[Editor’s note: This story is part of a series examining tech transfer and innovation initiatives at Indiana colleges and universities.]
A temperature-controlled, pressurized dispenser of liquid chocolate; a WiFi-enabled garbage bin that sends electronic alerts when it needs emptying; a medical tool that helps guide placement of other equipment during brain surgery.
Those items are quite dissimilar, but one common thread is all are complex products that required some serious engineering work to come to fruition. Another link between them? Undergraduate students performed much of that engineering work.
That might surprise some people, but not those familiar with Rose-Hulman Ventures (RHV), a department within the Rose-Hulman Institute of Technology, a top-ranked private engineering college located in western Indiana. RHV operates an engineering consulting business that serves as an outsourced research and development team for high-tech companies commercializing ideas in medical devices, software, manufacturing, agriculture, and more. Trade Secret Chocolates’ chocolate “keg,” eCeptacle’s smart garbage bin, and Nico’s brain tool are just three examples of the projects RHV has worked on for clients, which include startups, large corporations like General Electric (NYSE: [[ticker:GE]]), research universities, and other organizations.
RHV has seven full-time engineers on staff who have industry experience and oversee the organization’s projects. But Rose-Hulman students handle a lot of the designing, creation, and testing of products, says RHV vice president Elizabeth Hagerman. RHV typically employs 30 to 50 student interns at any given time, she adds.
“We’ll hire all the way from freshman to senior-year students,” says Hagerman, who is also an Xconomist. “That surprises people when they see the complexity of the projects. We’re competing with other engineering consulting firms. The real key is with proper project management guidance you can take an inexperienced student and help them perform to a high level.”

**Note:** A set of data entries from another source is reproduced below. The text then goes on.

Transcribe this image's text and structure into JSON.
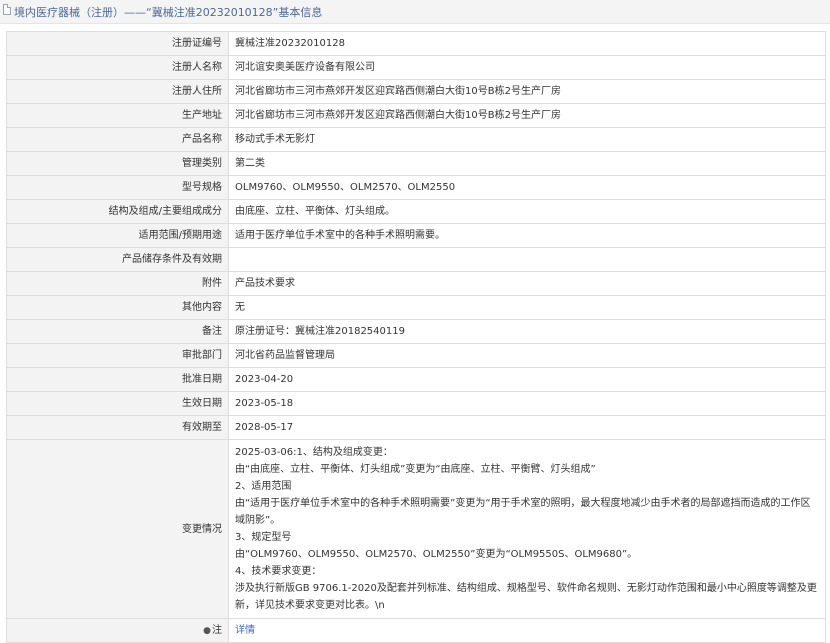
{
  "header": {
    "title": "境内医疗器械（注册）——“冀械注准20232010128”基本信息"
  },
  "rows": [
    {
      "label": "注册证编号",
      "value": "冀械注准20232010128"
    },
    {
      "label": "注册人名称",
      "value": "河北谊安奥美医疗设备有限公司"
    },
    {
      "label": "注册人住所",
      "value": "河北省廊坊市三河市燕郊开发区迎宾路西侧潮白大街10号B栋2号生产厂房"
    },
    {
      "label": "生产地址",
      "value": "河北省廊坊市三河市燕郊开发区迎宾路西侧潮白大街10号B栋2号生产厂房"
    },
    {
      "label": "产品名称",
      "value": "移动式手术无影灯"
    },
    {
      "label": "管理类别",
      "value": "第二类"
    },
    {
      "label": "型号规格",
      "value": "OLM9760、OLM9550、OLM2570、OLM2550"
    },
    {
      "label": "结构及组成/主要组成成分",
      "value": "由底座、立柱、平衡体、灯头组成。"
    },
    {
      "label": "适用范围/预期用途",
      "value": "适用于医疗单位手术室中的各种手术照明需要。"
    },
    {
      "label": "产品储存条件及有效期",
      "value": ""
    },
    {
      "label": "附件",
      "value": "产品技术要求"
    },
    {
      "label": "其他内容",
      "value": "无"
    },
    {
      "label": "备注",
      "value": "原注册证号：冀械注准20182540119"
    },
    {
      "label": "审批部门",
      "value": "河北省药品监督管理局"
    },
    {
      "label": "批准日期",
      "value": "2023-04-20"
    },
    {
      "label": "生效日期",
      "value": "2023-05-18"
    },
    {
      "label": "有效期至",
      "value": "2028-05-17"
    }
  ],
  "changes": {
    "label": "变更情况",
    "lines": [
      "2025-03-06:1、结构及组成变更：",
      "由“由底座、立柱、平衡体、灯头组成”变更为“由底座、立柱、平衡臂、灯头组成”",
      "2、适用范围",
      "由“适用于医疗单位手术室中的各种手术照明需要”变更为“用于手术室的照明，最大程度地减少由手术者的局部遮挡而造成的工作区域阴影”。",
      "3、规定型号",
      "由“OLM9760、OLM9550、OLM2570、OLM2550”变更为“OLM9550S、OLM9680”。",
      "4、技术要求变更：",
      "涉及执行新版GB 9706.1-2020及配套并列标准、结构组成、规格型号、软件命名规则、无影灯动作范围和最小中心照度等调整及更新，详见技术要求变更对比表。\\n"
    ]
  },
  "note": {
    "label": "注",
    "icon": "pin-icon",
    "link": "详情"
  }
}
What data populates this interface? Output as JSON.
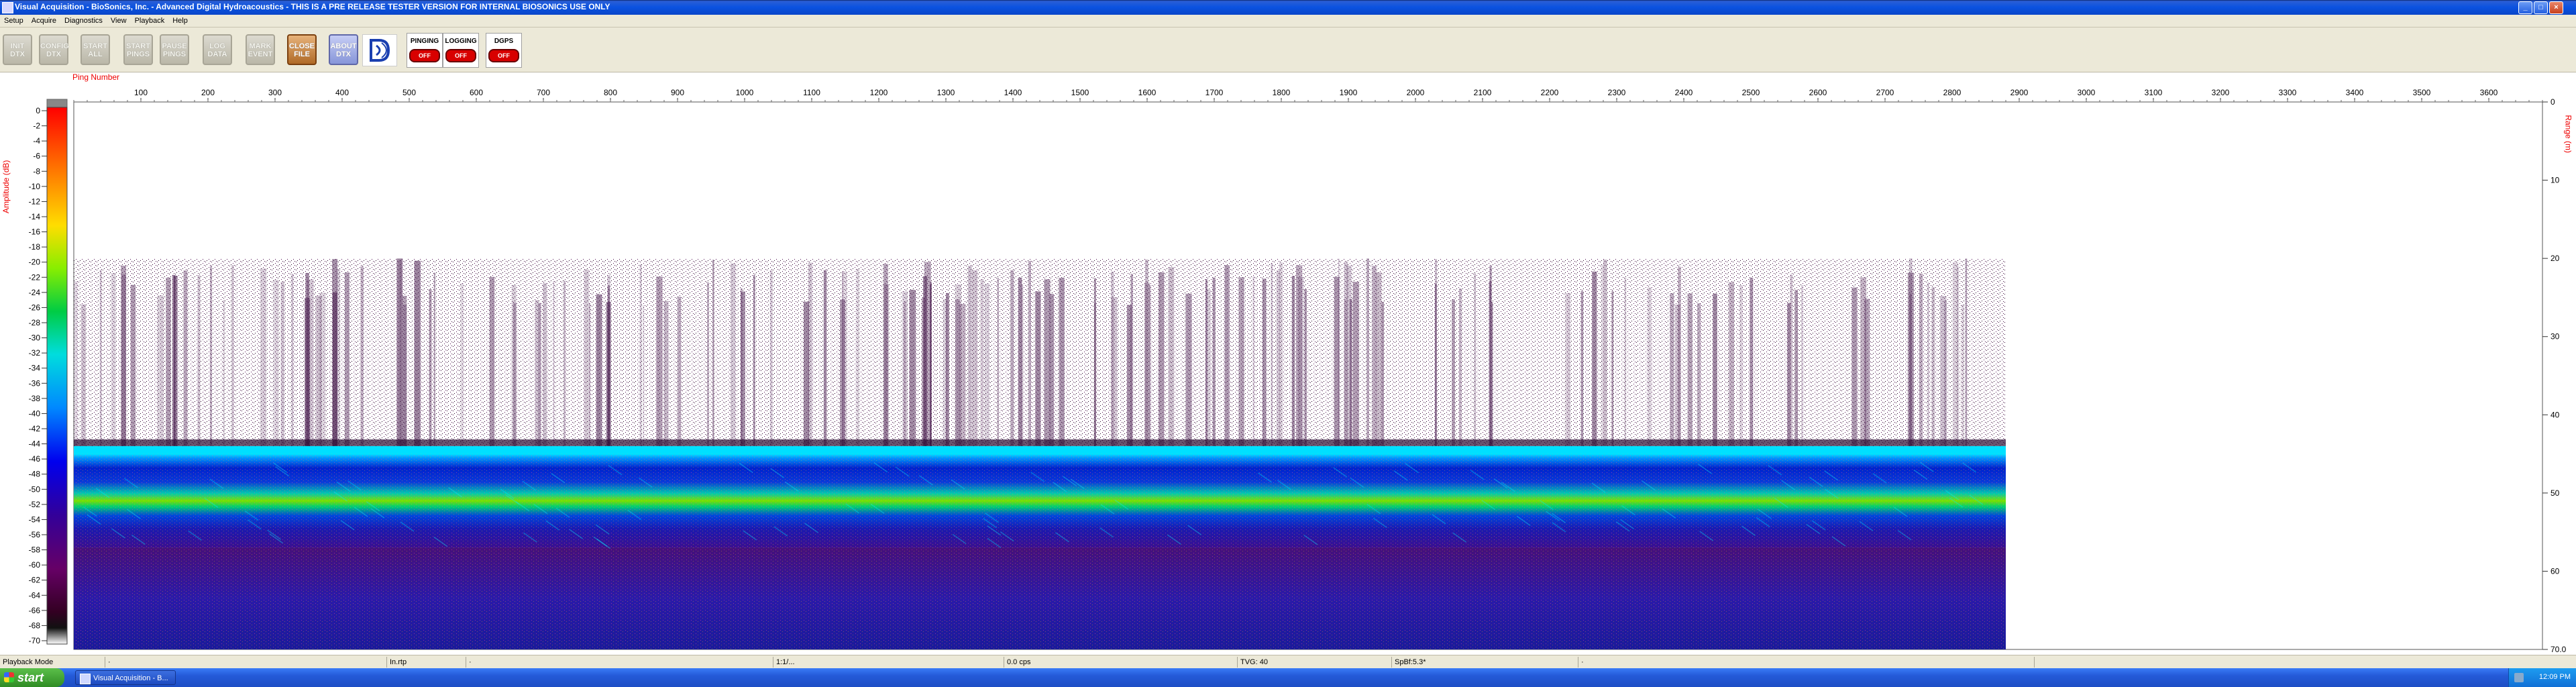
{
  "window": {
    "title": "Visual Acquisition  -  BioSonics, Inc.  -  Advanced Digital Hydroacoustics  -  THIS IS A PRE RELEASE TESTER VERSION FOR INTERNAL BIOSONICS USE ONLY",
    "minimize": "_",
    "maximize": "□",
    "close": "×"
  },
  "menu": [
    "Setup",
    "Acquire",
    "Diagnostics",
    "View",
    "Playback",
    "Help"
  ],
  "toolbar": {
    "buttons": [
      {
        "line1": "INIT",
        "line2": "DTX",
        "style": "grey"
      },
      {
        "line1": "CONFIG",
        "line2": "DTX",
        "style": "grey"
      },
      {
        "line1": "START",
        "line2": "ALL",
        "style": "grey"
      },
      {
        "line1": "START",
        "line2": "PINGS",
        "style": "grey"
      },
      {
        "line1": "PAUSE",
        "line2": "PINGS",
        "style": "grey"
      },
      {
        "line1": "LOG",
        "line2": "DATA",
        "style": "grey"
      },
      {
        "line1": "MARK",
        "line2": "EVENT",
        "style": "grey"
      },
      {
        "line1": "CLOSE",
        "line2": "FILE",
        "style": "orange"
      },
      {
        "line1": "ABOUT",
        "line2": "DTX",
        "style": "blue"
      }
    ],
    "indicators": [
      {
        "label": "PINGING",
        "state": "OFF"
      },
      {
        "label": "LOGGING",
        "state": "OFF"
      },
      {
        "label": "DGPS",
        "state": "OFF"
      }
    ]
  },
  "chart": {
    "x_axis_title": "Ping Number",
    "left_axis_title": "Amplitude (dB)",
    "right_axis_title": "Range (m)",
    "x_ticks": [
      100,
      200,
      300,
      400,
      500,
      600,
      700,
      800,
      900,
      1000,
      1100,
      1200,
      1300,
      1400,
      1500,
      1600,
      1700,
      1800,
      1900,
      2000,
      2100,
      2200,
      2300,
      2400,
      2500,
      2600,
      2700,
      2800,
      2900,
      3000,
      3100,
      3200,
      3300,
      3400,
      3500,
      3600
    ],
    "amp_ticks": [
      0,
      -2,
      -4,
      -6,
      -8,
      -10,
      -12,
      -14,
      -16,
      -18,
      -20,
      -22,
      -24,
      -26,
      -28,
      -30,
      -32,
      -34,
      -36,
      -38,
      -40,
      -42,
      -44,
      -46,
      -48,
      -50,
      -52,
      -54,
      -56,
      -58,
      -60,
      -62,
      -64,
      -66,
      -68,
      -70
    ],
    "range_ticks": [
      "0",
      "10",
      "20",
      "30",
      "40",
      "50",
      "60",
      "70.0"
    ]
  },
  "chart_data": {
    "type": "heatmap",
    "x_label": "Ping Number",
    "y_label": "Range (m)",
    "xlim": [
      0,
      3680
    ],
    "range_lim": [
      0,
      70
    ],
    "amplitude_lim": [
      0,
      -70
    ],
    "pings_recorded": 2880,
    "bands": [
      {
        "range_m": [
          20,
          44
        ],
        "description": "sparse dark-purple scatter"
      },
      {
        "range_m": [
          44,
          45
        ],
        "description": "bright cyan bottom line"
      },
      {
        "range_m": [
          45,
          57
        ],
        "description": "blue layer with green/yellow band near 52 m"
      },
      {
        "range_m": [
          57,
          70
        ],
        "description": "purple/blue noise"
      }
    ]
  },
  "status": [
    {
      "text": "Playback Mode"
    },
    {
      "text": "·"
    },
    {
      "text": "In.rtp"
    },
    {
      "text": "·"
    },
    {
      "text": "1:1/..."
    },
    {
      "text": "0.0 cps"
    },
    {
      "text": "TVG: 40"
    },
    {
      "text": "SpBf:5.3*"
    },
    {
      "text": "·"
    }
  ],
  "taskbar": {
    "start": "start",
    "item": "Visual Acquisition  -  B...",
    "clock": "12:09 PM"
  }
}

Rose-Hulman certainly isn’t the only higher education institution to experiment with programs that let undergraduate students build real-world products and collaborate with industry. Related initiatives include The Commons in Wisconsin, for example.
But RHV has an interesting and unusual approach that has helped turn it into a key contributor to Indiana innovation and the state’s startup cluster over the past 16 years.
“We do have quite a different model than large research universities do with tech transfer,” Hagerman says. “But I think it’s been a nice complement.”
Indiana University, for example, has tapped RHV’s expertise for a number of projects in the past decade, mostly building prototypes of medical devices conceived by IU researchers, says Tony Armstrong, who leads IU’s tech transfer arm. The institutions have recently started collaborating more on software products as well, Armstrong says.
The collaboration makes sense for IU, which doesn’t have an engineering school on its flagship Bloomington campus. RHV brings product development and manufacturing know-how to the table, and it can turn products around quickly, Armstrong says.
RHV has “helped us accelerate the development of some of the ideas we have,” says Armstrong, an Xconomist. “They’re outstanding, the work they do. It’s a great educational experience [for Rose-Hulman students], and for us, we get a tremendous product.”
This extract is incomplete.